Q1Sex / Q8CrdHrs / Q16DaysAlc
Q1Sex / 1
Q8CrdHrs / 0.044242 / 1
Q16DaysAlc / -0.00922 / 0.098979 / 1

Above is a correlation coefficient which shows a value between -1 and +1 and tells me how strong the variables I am testing are related. I concluded from data analysis that sex and days of alcohol are negatively correlated. Which means those two variables do not have a linear relationship.
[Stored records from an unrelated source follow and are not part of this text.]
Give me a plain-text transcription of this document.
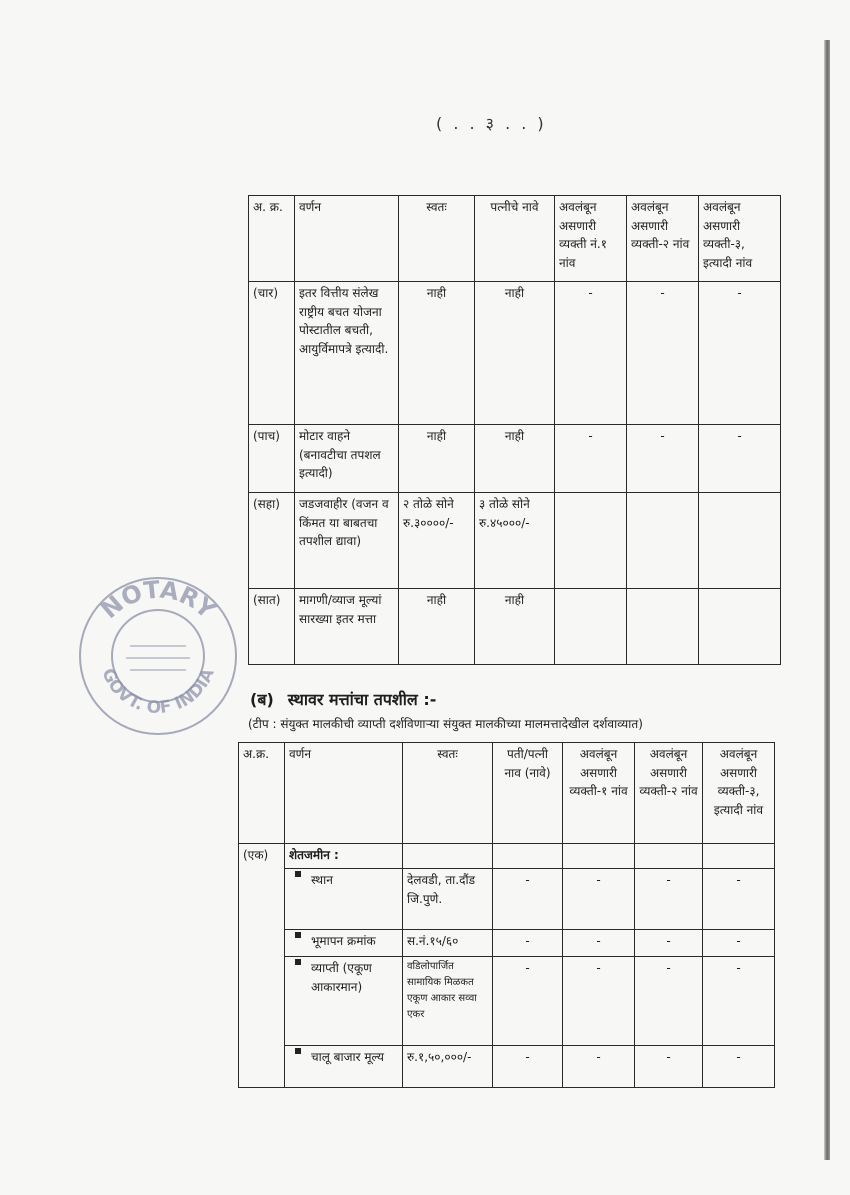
( . . ३ . . )
अ. क्र.	वर्णन	स्वतः	पत्नीचे नावे	अवलंबून असणारी व्यक्ती नं.१ नांव	अवलंबून असणारी व्यक्ती-२ नांव	अवलंबून असणारी व्यक्ती-३, इत्यादी नांव
(चार)	इतर वित्तीय संलेख राष्ट्रीय बचत योजना पोस्टातील बचती, आयुर्विमापत्रे इत्यादी.	नाही	नाही	-	-	-
(पाच)	मोटार वाहने (बनावटीचा तपशल इत्यादी)	नाही	नाही	-	-	-
(सहा)	जडजवाहीर (वजन व किंमत या बाबतचा तपशील द्यावा)	२ तोळे सोने रु.३००००/-	३ तोळे सोने रु.४५०००/-			
(सात)	मागणी/व्याज मूल्यां सारख्या इतर मत्ता	नाही	नाही			
(ब) स्थावर मत्तांचा तपशील :-
(टीप : संयुक्त मालकीची व्याप्ती दर्शविणाऱ्या संयुक्त मालकीच्या मालमत्तादेखील दर्शवाव्यात)
अ.क्र.	वर्णन	स्वतः	पती/पत्नी नाव (नावे)	अवलंबून असणारी व्यक्ती-१ नांव	अवलंबून असणारी व्यक्ती-२ नांव	अवलंबून असणारी व्यक्ती-३, इत्यादी नांव
(एक)	शेतजमीन :					

	स्थान	देलवडी, ता.दौंड जि.पुणे.	-	-	-	-

	भूमापन क्रमांक	स.नं.१५/६०	-	-	-	-

	व्याप्ती (एकूण आकारमान)	वडिलोपार्जित सामायिक मिळकत एकूण आकार सव्वा एकर	-	-	-	-

	चालू बाजार मूल्य	रु.१,५०,०००/-	-	-	-	-
NOTARY
GOVT. OF INDIA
On the other hand, sex and the number of credit hours are positively correlated.

Regression Analysis

SUMMARY OUTPUT
Regression Statistics
Multiple R / 0.046306
R Square / 0.002144
Adjusted R Square / -0.01081
Standard Error / 0.474701
Observations / 157
ANOVA
df / SS / MS / F / Significance F
Regression / 2 / 0.074569739 / 0.037284869 / 0.165459832 / 0.84765437
Residual / 154 / 34.70250032 / 0.225340911
Total / 156 / 34.77707006
Coefficients / Standard Error / t Stat / P-value / Lower 95% / Upper 95% / Lower 95.0% / Upper 95.0%
Intercept / 0.189455 / 0.269672533 / 0.702536777 / 0.483405041 / -0.34328 / 0.72219 / -0.34328 / 0.72219
Q8CrdHrs / 0.009987 / 0.017715935 / 0.563728936 / 0.5737586 / -0.0250106 / 0.044985 / -0.02501 / 0.044985
Q16DaysAlc / -0.00441 / 0.025947739 / -0.169818156 / 0.865376025 / -0.0556658 / 0.046853 / -0.05567 / 0.046853

Conclusion

After finding my results from the tables above I conclude with a .05 level of significance. I accept the null hypothesis. I had a theory that this was true from the beginning. I didn’t think that from the beginning that credit hours had any certain influence on how many days a person consumed alcohol.